Wizard-Vicuna-13B-Uncensored-GGUF

Property	Value
Parameter Count	13B
Model Type	LLaMA-based
License	Other
Author	Eric Hartford (Original), TheBloke (Quantization)

What is Wizard-Vicuna-13B-Uncensored-GGUF?

Wizard-Vicuna-13B-Uncensored-GGUF is a specialized variant of the Wizard-Vicuna language model, specifically designed without built-in alignment constraints. This GGUF version offers multiple quantization options ranging from 2-bit to 8-bit precision, making it adaptable for various hardware configurations and use cases.

Implementation Details

The model implements the latest GGUF format, superseding the older GGML standard. It's available in multiple quantization levels, from Q2_K (5.43GB) to Q8_0 (13.83GB), each offering different trade-offs between model size and performance.

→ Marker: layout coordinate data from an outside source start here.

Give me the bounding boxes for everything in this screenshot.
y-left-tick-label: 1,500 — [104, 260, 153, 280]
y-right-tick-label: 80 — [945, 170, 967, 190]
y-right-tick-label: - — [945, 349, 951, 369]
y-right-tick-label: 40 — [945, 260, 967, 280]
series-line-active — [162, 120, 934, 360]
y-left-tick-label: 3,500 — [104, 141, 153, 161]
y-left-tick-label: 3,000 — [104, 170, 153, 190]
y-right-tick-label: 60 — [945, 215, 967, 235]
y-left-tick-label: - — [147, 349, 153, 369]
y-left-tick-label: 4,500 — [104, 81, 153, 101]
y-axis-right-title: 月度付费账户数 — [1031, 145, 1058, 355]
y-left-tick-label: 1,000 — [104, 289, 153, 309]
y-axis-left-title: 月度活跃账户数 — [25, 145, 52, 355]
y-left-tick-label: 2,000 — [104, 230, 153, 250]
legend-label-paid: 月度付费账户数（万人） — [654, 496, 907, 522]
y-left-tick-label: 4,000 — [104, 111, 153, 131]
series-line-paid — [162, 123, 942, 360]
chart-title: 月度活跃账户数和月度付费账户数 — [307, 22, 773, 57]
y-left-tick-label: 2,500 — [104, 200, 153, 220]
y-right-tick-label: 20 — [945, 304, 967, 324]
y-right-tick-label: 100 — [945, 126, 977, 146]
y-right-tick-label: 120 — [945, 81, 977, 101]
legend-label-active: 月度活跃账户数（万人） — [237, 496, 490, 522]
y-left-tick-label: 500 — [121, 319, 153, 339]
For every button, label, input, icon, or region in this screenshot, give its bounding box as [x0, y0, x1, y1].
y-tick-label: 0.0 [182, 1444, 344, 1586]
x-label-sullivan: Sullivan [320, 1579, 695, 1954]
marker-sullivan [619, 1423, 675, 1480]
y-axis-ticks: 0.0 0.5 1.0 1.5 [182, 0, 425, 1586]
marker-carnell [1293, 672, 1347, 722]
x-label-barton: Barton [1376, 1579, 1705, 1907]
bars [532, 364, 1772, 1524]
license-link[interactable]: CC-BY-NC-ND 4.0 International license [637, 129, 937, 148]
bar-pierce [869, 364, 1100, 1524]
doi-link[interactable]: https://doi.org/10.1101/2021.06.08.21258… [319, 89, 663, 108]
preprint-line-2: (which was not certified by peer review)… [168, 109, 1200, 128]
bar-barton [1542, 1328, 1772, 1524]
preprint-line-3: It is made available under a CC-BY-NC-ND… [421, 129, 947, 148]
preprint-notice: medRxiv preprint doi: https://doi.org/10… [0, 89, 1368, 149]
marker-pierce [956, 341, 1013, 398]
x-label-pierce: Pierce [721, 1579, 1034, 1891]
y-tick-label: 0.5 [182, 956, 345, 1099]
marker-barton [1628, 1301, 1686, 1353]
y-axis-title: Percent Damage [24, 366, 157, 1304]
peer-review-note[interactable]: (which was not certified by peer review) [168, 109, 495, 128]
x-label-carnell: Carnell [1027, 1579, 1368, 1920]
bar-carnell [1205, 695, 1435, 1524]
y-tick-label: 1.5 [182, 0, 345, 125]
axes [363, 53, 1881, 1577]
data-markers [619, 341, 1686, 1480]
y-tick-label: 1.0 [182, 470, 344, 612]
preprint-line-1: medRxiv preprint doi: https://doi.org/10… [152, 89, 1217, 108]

Uses Vicuna prompt template for optimal interaction
Supports context length of 2048 tokens
Compatible with llama.cpp and various third-party UIs
Offers GPU acceleration support with layer offloading

Core Capabilities

Unrestricted creative text generation
Flexible deployment options (CPU/GPU)
Multiple quantization options for different hardware constraints
Supports various interfaces including text-generation-webui and LangChain

Frequently Asked Questions

Q: What makes this model unique?

This model is distinguished by its lack of built-in alignment constraints, allowing for more flexible application of custom alignment through RLHF LoRA or other methods. It provides extensive quantization options for different deployment scenarios.

Q: What are the recommended use cases?

The model is suited for applications requiring unrestricted creative responses and scenarios where custom alignment can be implemented separately. The Q4_K_M quantization (7.87GB) is recommended for balanced performance and resource usage.